On appeal, Plaintiff raises four arguments. See generally Docket No. 13. First, Plaintiff contends that the ALJ improperly rejected the objective medical evidence from Dr. Uzma Zafar, which establishes that her mental impairments meet or equal Listings 12.04 and/or 12.06. Id. at 11-15. Second, Plaintiff contends that the ALJ improperly rejected Dr. Lisa Shaffer's medical opinion. Id. at 15-17. Third, Plaintiff contends that the ALJ erred in rejecting her testimony. Id. at 17-20. Fourth, Plaintiff contends that the ALJ improperly rejected the lay witness testimony. Id. at 20-22.

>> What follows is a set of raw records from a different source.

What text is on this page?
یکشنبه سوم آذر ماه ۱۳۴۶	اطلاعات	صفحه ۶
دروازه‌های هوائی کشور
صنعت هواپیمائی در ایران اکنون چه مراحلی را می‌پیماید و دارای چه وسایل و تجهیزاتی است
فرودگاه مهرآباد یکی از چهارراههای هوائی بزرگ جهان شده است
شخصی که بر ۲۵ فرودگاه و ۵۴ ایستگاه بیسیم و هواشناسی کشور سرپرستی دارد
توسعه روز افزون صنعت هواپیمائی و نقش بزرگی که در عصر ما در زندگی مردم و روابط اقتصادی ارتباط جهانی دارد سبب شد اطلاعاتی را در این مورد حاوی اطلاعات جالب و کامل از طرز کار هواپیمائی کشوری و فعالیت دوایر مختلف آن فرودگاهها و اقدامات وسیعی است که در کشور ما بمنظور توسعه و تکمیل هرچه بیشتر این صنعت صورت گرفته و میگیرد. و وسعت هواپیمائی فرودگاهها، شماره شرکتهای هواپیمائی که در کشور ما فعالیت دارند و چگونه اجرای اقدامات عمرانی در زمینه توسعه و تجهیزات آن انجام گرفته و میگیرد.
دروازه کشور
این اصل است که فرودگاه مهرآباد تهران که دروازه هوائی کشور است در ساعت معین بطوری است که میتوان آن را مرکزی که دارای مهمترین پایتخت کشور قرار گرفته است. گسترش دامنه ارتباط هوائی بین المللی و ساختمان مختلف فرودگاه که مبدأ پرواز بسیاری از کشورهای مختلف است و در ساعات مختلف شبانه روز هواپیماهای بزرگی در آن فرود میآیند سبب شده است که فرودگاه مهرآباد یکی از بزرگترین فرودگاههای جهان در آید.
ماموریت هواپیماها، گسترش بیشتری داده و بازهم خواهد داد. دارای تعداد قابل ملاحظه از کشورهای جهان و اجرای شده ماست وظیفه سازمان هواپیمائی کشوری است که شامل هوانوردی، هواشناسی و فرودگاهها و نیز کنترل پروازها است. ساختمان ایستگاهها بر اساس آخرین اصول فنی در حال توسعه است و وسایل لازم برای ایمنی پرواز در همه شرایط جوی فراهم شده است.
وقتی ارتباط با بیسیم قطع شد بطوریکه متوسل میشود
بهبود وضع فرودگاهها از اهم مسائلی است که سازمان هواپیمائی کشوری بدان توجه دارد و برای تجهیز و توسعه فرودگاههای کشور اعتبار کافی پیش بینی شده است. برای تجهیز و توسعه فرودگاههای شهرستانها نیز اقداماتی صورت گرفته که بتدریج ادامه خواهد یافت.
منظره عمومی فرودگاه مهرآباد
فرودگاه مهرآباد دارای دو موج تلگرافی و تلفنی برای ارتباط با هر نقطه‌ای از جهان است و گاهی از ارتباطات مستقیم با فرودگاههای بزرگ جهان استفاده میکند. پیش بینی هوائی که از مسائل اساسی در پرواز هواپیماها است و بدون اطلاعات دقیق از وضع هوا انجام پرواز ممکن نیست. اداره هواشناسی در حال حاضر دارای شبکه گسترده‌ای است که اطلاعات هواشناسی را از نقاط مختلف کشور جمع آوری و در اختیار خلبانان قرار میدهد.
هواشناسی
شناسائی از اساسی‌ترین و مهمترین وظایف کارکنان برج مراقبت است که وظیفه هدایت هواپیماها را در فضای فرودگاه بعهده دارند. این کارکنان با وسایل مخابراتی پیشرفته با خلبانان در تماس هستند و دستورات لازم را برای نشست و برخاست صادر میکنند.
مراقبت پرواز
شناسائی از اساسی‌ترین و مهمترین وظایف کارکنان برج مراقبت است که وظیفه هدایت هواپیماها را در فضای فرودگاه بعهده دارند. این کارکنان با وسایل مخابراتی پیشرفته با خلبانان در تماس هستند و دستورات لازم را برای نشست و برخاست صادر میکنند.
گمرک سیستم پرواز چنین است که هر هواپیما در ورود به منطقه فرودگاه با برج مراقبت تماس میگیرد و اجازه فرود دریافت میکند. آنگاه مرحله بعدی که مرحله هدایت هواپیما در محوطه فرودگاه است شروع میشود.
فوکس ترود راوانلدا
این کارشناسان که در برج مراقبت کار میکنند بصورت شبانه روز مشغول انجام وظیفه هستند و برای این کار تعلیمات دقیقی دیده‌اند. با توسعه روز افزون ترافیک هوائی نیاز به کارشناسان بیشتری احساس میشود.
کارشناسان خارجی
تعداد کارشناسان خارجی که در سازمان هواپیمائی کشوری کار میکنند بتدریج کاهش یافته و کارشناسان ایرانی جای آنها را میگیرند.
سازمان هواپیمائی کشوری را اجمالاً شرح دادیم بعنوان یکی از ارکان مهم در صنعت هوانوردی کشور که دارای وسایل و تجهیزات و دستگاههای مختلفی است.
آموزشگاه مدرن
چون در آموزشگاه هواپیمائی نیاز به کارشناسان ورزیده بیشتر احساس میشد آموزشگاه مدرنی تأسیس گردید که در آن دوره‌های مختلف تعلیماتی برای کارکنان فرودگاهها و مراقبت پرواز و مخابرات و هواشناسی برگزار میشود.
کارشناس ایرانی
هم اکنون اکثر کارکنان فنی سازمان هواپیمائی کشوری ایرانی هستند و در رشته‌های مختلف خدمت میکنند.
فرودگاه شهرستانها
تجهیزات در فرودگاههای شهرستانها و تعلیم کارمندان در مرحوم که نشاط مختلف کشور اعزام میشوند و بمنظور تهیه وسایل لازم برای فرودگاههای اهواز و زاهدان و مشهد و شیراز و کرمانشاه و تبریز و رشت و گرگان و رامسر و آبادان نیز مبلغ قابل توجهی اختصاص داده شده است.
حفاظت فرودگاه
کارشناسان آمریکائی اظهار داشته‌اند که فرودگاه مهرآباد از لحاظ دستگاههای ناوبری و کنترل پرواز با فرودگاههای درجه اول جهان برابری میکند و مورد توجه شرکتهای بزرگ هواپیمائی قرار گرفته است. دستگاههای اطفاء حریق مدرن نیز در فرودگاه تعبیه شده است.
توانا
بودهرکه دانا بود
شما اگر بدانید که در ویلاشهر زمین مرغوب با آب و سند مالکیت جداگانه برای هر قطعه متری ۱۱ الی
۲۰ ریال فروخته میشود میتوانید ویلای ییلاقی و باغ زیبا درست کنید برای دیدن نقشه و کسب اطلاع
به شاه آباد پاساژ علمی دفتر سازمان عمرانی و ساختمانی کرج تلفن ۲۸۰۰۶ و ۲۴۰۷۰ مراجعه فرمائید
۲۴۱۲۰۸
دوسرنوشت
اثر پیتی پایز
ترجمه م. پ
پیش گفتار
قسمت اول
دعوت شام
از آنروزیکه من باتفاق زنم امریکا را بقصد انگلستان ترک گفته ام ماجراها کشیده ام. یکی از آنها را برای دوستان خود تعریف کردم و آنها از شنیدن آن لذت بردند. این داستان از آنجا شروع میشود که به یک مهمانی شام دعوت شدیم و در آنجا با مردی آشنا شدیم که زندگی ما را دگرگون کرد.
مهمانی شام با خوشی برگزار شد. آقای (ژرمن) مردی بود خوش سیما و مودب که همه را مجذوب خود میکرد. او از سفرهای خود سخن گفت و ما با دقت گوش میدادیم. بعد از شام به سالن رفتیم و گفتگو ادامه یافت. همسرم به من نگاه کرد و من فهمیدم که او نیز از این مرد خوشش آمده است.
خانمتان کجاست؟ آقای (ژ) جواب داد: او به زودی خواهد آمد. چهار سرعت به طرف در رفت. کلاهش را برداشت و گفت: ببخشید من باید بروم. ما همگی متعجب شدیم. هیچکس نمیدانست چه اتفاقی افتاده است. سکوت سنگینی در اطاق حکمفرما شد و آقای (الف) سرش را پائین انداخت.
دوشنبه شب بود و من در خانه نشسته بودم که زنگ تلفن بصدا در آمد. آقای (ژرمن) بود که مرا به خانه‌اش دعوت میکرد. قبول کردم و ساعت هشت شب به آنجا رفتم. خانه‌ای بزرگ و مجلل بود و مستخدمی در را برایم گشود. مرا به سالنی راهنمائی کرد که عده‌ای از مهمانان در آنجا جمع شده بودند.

A. Objective Medical Evidence

The ALJ gave little weight to Dr. Zafar's opinion because "the record as a whole, including Dr. Zafar's own treatment notes, did not reveal the type of findings that would support Dr. Zafar's finding that [Plaintiff's] mental impairments were so severe as to be disabling." A.R. 23. Plaintiff contends that the treatment records and Dr. Zafar's opinion establish that her bipolar disorder meets the requirements of Listing 12.04, and that her anxiety disorder meets the requirements of Listing 12.06. Id. at 11-13. Plaintiff further contends that the ALJ's finding is improper because the ALJ fails to discuss Dr. Zafar's opinion, does not specify which parts of Dr. Zafar's treatment notes conflicted with his findings, and makes "no attempt to describe what type of findings the ALJ believed should have been present in Dr. Zafar's treatment notes." Id. at 13-14. Finally, Plaintiff contends that the ALJ fails to provide clear and convincing, or specific and legitimate, reasons for rejecting Dr. Zafar's opinion. Id. at 14.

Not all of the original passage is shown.